By comparison, the competitor DiDi took a more measured, "Chinalistic" approach to penetrate the market. Firstly, DiDi connected riders with just licensed taxi drivers. Only after did it open its service to private drivers. Secondly, Didi built relationships with the government. It helped manage over 1,300 city traffic lights in partnership with city governments. Lastly, DiDi secured investment from tech powerhouses. It was the only company backed by all three tech Chinese giants, Tencent, Alibaba, and Baidu. Even Apple injected money into the company.
Didi was much better-positioned in the market. Uber was disadvantaged from Day 1.
Price-War
To compete with Didi, Uber waged a price war. On a typical week, it would drop $40-50 million US dollars per week on free rides and bonuses in China. It was not sustainable. Not only so, the free ride promotion program also created loopholes for scammers. Users would take fake rides, one acting as the driver, the other as the driver, splitting the profit. In one Chinese city, half of all rides were fraudulent. The summer of 2015, more than 30,000 fake rides were taken everyday in China. Uber burned cash like a car eating fuel. It was just a matter of time before Uber exhausted itself.

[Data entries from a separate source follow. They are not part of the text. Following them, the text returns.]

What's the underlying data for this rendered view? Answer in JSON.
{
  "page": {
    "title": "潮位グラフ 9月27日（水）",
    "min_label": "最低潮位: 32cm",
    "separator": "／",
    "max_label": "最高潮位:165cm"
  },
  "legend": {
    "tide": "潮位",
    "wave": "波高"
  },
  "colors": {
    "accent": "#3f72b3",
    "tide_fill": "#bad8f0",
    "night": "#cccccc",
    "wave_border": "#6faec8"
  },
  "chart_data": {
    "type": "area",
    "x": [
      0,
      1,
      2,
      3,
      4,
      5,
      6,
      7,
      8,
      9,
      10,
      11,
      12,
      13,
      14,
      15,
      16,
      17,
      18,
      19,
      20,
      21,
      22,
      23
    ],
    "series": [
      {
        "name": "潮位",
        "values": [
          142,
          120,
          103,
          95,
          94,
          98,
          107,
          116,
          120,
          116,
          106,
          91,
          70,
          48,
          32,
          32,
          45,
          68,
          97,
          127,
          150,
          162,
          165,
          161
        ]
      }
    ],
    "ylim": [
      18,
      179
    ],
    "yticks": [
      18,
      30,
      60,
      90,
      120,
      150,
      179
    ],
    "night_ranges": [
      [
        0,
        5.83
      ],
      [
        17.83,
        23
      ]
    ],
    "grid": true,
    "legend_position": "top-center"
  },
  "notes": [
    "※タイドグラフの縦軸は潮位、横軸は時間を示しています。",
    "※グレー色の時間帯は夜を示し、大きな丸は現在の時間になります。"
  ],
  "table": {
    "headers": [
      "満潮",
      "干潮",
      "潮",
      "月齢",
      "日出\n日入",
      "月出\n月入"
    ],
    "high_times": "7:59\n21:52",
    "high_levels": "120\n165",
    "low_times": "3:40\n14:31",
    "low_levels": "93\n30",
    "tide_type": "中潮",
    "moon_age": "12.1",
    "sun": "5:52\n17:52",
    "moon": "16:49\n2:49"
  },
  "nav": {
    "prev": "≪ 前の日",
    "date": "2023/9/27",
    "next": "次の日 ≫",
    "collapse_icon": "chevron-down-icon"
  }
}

The Uber final days came in August, after China legalized the industry in response to crimes committed by ride-hailing drivers. The new rules required drivers to have 3 years of experience, and there could be no subsidies.
Days after the new regulation, Uber sold its business unit to DiDi and left with assets valued at 7 billions dollars. Given the fact that Uber spent just 2 billions in China, it still made a decent profit. So, was it a failure? Yes, but financially speaking, a profitable one.